Property developments
A number of Australian banks have expressed concern at the potentially difficult trading conditions some property developers will face in the short to medium term. As we touched on above, it is the inner-city apartment market which is probably most at risk because it has been extremely strong of late and developers had hoped this demand would continue. As a consequence followers will note that the cost of borrowing has ticked higher over the last few months reflecting ongoing concerns.
The gradual increase in finance costs will, together with the potential oversupply in the short to medium term, significantly reduce the number of newbuilds across Australia’s major cities. In some areas this may cause some short-term weakness in prices but in the medium to longer term it will offer more support as supply will be reduced.
What does the future hold?
The fact that HSBC is predicting house price rises of between 4% and 6% for Sydney during 2018 and 2% to 4% for Melbourne is a good sign. These are markets which have often been labelled as “overvalued” but continue to perform admirably. Restrictions on foreign ownership and lending requirements have perhaps dampened demand in the short term but this impact should not be long-lasting.

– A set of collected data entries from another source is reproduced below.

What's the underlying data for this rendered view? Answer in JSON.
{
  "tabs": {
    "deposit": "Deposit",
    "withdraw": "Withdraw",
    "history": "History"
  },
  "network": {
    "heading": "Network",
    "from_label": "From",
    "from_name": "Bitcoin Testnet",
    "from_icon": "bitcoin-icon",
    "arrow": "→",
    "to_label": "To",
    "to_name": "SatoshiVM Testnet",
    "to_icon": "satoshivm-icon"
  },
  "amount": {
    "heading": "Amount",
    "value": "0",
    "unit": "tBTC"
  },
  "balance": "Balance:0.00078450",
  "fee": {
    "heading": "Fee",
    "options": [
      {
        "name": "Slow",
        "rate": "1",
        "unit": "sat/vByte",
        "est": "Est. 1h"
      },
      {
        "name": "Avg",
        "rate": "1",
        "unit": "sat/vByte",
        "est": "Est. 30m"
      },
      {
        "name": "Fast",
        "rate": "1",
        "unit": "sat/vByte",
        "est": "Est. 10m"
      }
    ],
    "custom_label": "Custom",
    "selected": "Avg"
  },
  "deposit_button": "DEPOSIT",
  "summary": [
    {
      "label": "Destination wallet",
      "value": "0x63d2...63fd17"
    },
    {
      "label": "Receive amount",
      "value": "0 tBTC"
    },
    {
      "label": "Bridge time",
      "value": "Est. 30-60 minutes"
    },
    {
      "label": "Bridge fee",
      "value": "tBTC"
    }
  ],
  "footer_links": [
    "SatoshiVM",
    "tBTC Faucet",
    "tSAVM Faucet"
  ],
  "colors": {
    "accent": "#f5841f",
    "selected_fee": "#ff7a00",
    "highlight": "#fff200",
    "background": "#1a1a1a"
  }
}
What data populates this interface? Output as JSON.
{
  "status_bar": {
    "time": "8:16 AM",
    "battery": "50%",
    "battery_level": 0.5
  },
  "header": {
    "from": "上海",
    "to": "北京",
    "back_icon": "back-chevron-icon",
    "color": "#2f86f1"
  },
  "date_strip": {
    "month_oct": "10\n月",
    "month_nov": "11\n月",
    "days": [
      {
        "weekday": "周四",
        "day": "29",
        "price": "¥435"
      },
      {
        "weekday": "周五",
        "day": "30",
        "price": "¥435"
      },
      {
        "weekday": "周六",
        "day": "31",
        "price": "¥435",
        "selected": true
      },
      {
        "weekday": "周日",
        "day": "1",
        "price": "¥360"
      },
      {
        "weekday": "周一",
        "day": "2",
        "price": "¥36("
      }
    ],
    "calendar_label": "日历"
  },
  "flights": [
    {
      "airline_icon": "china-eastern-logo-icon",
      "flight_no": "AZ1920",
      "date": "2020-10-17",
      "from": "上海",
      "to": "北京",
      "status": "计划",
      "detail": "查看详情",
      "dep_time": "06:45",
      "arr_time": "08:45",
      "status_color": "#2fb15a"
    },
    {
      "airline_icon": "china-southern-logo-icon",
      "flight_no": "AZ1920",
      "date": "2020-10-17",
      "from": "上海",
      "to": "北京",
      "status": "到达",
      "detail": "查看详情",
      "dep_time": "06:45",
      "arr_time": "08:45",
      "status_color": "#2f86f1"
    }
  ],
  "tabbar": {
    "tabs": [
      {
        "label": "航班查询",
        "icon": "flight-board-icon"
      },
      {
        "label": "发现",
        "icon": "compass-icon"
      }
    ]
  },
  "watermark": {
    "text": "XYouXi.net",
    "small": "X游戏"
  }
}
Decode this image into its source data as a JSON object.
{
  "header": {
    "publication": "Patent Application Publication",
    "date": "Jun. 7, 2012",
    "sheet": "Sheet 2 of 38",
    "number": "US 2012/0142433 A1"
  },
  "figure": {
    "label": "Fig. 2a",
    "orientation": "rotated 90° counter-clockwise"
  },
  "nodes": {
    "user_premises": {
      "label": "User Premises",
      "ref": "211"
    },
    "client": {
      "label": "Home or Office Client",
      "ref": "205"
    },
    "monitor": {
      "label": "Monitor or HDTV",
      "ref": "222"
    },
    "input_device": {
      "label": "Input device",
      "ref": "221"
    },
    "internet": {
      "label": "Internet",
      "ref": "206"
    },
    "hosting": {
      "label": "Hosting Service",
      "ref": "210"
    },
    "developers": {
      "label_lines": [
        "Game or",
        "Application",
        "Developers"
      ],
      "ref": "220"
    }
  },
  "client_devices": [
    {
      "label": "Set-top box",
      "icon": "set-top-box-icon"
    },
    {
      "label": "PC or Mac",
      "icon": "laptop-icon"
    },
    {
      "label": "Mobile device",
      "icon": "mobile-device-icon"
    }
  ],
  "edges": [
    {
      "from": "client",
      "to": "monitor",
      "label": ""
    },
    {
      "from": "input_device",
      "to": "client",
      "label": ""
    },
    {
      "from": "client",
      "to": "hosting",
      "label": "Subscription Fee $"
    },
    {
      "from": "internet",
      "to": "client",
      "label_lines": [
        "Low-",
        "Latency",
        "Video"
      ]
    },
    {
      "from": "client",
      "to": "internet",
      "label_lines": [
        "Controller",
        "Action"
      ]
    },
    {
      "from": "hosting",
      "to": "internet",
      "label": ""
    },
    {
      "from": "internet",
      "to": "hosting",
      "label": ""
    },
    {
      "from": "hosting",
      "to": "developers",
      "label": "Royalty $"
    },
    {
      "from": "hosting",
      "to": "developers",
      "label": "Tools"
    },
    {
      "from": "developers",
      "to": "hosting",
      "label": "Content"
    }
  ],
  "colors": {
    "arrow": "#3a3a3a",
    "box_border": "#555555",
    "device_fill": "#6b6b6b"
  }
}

It is worth noting that 49% of all property purchases in October were financed by mortgage as opposed to just 44% in December 2015. On one hand we may face a glut of property in some suburbs of Sydney and Melbourne but long-term demand for property in Australia remains strong. Many people will not be aware that Australia is the second wealthiest nation in the world as measured by wealth per adult. The now infamous immigration system also favours relatively young migrants with skills that are in short supply – people more likely to acquire their own property in the short to medium term.
Conclusion
Low interest rates, a controlled immigration policy, a strong economy and continued demand for property across the country bode well for the future. A shortage of suitable properties in some of the more desirable suburbs of Australia will continue to fuel competition and push prices higher. Experts may be predicting a glut of inner-city apartment but the ongoing reduction in property development activity and increased property development finance costs could deflate the development bubble we have seen of late.
Even if 2017 does turn out to be a year of consolidation for the Australian real estate market this will be no bad thing in the long term. Time and time again so-called “experts” have talked the market down only for investors, both domestic and overseas, to buy on the dips. There is no reason to see this changing in the short to medium term.